Michael Byrnes writes:

Thomas H wrote:

This seems like exactly the RIGHT prescription: RGDP starts growing faster than before, NGDP growth speeds up less or none, and inflation trend falls. The CB reacts by lowering ST rates (or LT rates or interest paid on reserves or buying foreign exchange or whatever instrument it uses) to assure that the initial fall in inflation is made up by higher inflation later to bring the price level trend back to target and both RGDP and NGDP are growing faster.

No, Scott has it exactly right and inflation targeters have it backwards.

It helps to consider both positive and negative real shocks, and to consider supply vs demand shocks.

Let's say that the economy is humming along steadily (stable inflation and NGDP growth) and then oil prices rise leading to higher inflation. An inflation targeting central bank will now be under pressure to tighten policy. In effect, this takes an economy that is already experiencing an adverse real shock (high oil prices) and adds a monetary shock on top of it (tight policy). The central bank cannot target the real price of oil (an impossibility), it can only force all nominal prices down to offset the effect of high oil prices on the overall price level. And the way tight money forces prices down is by reducing spending (aka, by reducing NGDP). That makes no sense, it is like trying to put a fire out with gasoline. To maintain on target inflation in the face of an adverse real shock requires pulling NGDP growth below trend (an adverse monetary shock).

Flip the situation around. The economy is on target and along comes a positive real shock. Real growth increases and inflation falls. Now, the only way a central bank can return inflation to target is by loosening policy and driving NGDP growth above tren, causing spending and thus prices to rise. But what is the point of this? The economy was already doing fine, why the need to drive prices up?

Relative to an NGDP target, an inflation target is procyclical, calling for looser money and more spending in booms and tighter money and reduced spending in busts. That's not a good idea. Taylor rules try to address this by factoring estimates of the output gap into policy. A negative supply shock will lead to a higher output gap and therefore less monetary contraction than a target of the inflation rate alone would call for.

Jose Romeu Robazzi writes:

I am amazed how certain people have a way with words that make them seem very reasonable, but in fact are very deceitful. What is "full prosperity" ? What is that supposed to mean? RGDP growing at trend? Real wages growing at trend? If so, what trend? Unemployment at or near NAIRU ? If so, what NAIRU? The list can be very long if someone is thorough ...
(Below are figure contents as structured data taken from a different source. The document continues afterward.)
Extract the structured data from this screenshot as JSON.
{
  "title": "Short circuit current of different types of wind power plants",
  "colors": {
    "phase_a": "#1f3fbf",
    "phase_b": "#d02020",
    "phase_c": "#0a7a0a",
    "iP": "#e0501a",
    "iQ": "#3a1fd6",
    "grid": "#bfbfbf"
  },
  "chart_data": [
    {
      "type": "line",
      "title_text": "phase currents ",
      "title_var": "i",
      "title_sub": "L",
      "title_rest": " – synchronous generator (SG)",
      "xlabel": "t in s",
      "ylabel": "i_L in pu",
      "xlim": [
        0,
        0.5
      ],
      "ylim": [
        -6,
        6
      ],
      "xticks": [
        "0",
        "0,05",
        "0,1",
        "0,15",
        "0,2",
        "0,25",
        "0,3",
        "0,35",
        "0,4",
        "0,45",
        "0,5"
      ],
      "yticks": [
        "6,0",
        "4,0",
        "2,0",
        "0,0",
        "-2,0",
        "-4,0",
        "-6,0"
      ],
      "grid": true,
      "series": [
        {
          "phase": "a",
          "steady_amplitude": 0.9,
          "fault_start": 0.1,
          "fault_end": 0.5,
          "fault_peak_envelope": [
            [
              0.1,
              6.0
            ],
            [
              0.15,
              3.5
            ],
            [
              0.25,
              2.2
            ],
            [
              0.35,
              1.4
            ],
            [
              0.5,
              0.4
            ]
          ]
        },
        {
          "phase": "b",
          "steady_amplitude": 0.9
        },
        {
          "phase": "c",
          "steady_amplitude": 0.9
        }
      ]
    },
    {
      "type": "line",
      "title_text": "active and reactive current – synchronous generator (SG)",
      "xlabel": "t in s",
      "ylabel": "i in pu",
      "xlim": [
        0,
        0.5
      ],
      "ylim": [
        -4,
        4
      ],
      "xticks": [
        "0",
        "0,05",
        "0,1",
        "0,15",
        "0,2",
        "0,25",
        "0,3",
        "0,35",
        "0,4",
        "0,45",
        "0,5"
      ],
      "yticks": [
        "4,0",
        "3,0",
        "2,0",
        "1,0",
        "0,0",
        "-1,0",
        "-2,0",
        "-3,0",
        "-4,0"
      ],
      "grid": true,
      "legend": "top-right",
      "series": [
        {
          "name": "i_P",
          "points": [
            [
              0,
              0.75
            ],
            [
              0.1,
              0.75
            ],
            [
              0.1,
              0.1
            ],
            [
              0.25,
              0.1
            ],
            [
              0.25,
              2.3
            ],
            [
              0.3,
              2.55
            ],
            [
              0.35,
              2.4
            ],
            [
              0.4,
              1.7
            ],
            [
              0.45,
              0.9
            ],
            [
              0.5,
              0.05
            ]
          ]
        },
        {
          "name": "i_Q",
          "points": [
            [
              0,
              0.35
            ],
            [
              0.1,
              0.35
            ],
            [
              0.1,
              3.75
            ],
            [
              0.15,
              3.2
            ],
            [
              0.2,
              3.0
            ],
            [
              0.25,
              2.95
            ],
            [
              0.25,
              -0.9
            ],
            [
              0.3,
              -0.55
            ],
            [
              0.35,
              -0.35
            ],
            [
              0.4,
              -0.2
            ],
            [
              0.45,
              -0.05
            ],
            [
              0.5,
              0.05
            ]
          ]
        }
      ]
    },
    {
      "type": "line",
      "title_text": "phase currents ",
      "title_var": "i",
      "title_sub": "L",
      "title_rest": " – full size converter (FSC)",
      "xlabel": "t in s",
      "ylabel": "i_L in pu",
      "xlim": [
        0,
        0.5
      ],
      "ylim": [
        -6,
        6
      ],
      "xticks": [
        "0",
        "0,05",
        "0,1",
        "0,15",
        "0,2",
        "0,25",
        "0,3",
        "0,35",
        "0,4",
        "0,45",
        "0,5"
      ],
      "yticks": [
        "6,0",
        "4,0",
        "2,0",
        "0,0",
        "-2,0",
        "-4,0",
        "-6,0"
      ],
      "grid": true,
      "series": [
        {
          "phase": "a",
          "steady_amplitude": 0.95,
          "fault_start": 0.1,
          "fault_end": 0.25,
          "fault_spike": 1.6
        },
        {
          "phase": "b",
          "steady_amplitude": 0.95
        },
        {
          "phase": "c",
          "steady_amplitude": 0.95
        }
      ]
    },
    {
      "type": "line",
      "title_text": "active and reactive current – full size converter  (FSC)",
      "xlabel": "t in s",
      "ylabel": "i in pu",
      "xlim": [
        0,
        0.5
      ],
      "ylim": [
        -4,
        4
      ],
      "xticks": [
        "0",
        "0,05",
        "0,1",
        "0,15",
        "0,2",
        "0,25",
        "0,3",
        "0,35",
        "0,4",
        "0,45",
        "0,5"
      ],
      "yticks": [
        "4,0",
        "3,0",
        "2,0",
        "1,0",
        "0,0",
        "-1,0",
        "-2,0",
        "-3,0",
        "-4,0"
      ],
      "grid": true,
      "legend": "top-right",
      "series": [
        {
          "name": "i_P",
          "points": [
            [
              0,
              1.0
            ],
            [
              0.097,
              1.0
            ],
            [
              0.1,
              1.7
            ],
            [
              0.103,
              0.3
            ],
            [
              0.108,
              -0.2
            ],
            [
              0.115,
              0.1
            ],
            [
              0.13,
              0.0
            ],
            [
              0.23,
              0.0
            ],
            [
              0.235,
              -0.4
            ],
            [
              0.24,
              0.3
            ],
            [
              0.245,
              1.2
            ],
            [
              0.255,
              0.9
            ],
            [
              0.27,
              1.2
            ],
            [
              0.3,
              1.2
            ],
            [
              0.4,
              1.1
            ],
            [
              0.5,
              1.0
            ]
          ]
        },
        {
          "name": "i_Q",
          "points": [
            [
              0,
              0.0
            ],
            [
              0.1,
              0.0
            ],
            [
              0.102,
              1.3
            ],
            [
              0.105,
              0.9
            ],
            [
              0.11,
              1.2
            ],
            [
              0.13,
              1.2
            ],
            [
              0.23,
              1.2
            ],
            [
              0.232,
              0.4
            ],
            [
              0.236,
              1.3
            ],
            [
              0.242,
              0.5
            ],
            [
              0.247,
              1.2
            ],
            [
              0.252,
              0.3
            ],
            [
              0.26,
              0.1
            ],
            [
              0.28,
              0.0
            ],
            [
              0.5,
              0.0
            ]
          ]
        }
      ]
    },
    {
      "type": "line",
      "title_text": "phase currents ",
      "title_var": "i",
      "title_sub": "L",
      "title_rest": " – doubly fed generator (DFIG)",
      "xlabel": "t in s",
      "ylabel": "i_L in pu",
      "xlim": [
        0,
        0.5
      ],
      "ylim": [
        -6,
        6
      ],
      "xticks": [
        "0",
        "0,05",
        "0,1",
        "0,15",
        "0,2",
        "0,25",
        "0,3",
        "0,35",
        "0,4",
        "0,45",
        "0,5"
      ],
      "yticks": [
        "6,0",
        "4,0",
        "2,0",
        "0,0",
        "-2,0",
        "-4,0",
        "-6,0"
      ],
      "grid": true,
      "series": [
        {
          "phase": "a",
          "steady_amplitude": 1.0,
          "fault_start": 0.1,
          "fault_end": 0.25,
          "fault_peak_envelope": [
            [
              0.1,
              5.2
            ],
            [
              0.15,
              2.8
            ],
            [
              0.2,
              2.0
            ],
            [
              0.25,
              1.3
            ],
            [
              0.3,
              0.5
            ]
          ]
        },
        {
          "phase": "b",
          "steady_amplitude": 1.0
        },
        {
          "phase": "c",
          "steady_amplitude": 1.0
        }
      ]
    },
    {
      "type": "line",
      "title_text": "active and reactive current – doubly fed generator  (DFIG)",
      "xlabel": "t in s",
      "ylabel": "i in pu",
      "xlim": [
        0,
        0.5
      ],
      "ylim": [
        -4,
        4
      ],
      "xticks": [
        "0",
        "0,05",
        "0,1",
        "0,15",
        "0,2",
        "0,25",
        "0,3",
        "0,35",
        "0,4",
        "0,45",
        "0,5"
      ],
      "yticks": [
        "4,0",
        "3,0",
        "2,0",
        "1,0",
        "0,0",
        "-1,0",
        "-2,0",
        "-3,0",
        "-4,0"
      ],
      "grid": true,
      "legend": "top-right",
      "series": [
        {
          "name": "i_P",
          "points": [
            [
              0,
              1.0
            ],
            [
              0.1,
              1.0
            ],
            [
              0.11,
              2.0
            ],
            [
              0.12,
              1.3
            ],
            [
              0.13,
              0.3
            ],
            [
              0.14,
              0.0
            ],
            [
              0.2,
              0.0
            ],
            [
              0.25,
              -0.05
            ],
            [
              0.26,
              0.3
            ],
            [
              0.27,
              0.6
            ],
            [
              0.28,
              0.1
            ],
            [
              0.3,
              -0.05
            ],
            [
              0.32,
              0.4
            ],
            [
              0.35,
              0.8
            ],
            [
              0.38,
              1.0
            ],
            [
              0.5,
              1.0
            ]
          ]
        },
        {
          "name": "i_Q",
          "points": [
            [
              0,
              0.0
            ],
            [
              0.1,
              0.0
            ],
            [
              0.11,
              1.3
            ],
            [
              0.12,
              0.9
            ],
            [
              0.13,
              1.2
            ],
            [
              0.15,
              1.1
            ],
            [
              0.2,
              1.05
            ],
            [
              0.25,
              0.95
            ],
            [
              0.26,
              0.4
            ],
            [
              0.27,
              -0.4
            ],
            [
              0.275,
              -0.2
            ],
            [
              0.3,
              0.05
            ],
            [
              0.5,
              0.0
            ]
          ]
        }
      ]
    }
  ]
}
Jose Romeu Robazzi writes:

The quotes from DeLong are very revealing. "Keynes debated with himself". Of course, there was nothing else worth debating... But that is clearly wrong, there were plenty of other ideas around at that time, and there are today. Those other ideas just do not lead to the old-keynesian solution of choice, deficit spending. Readers should notice that this is an attempt to prevent discussing other ideas.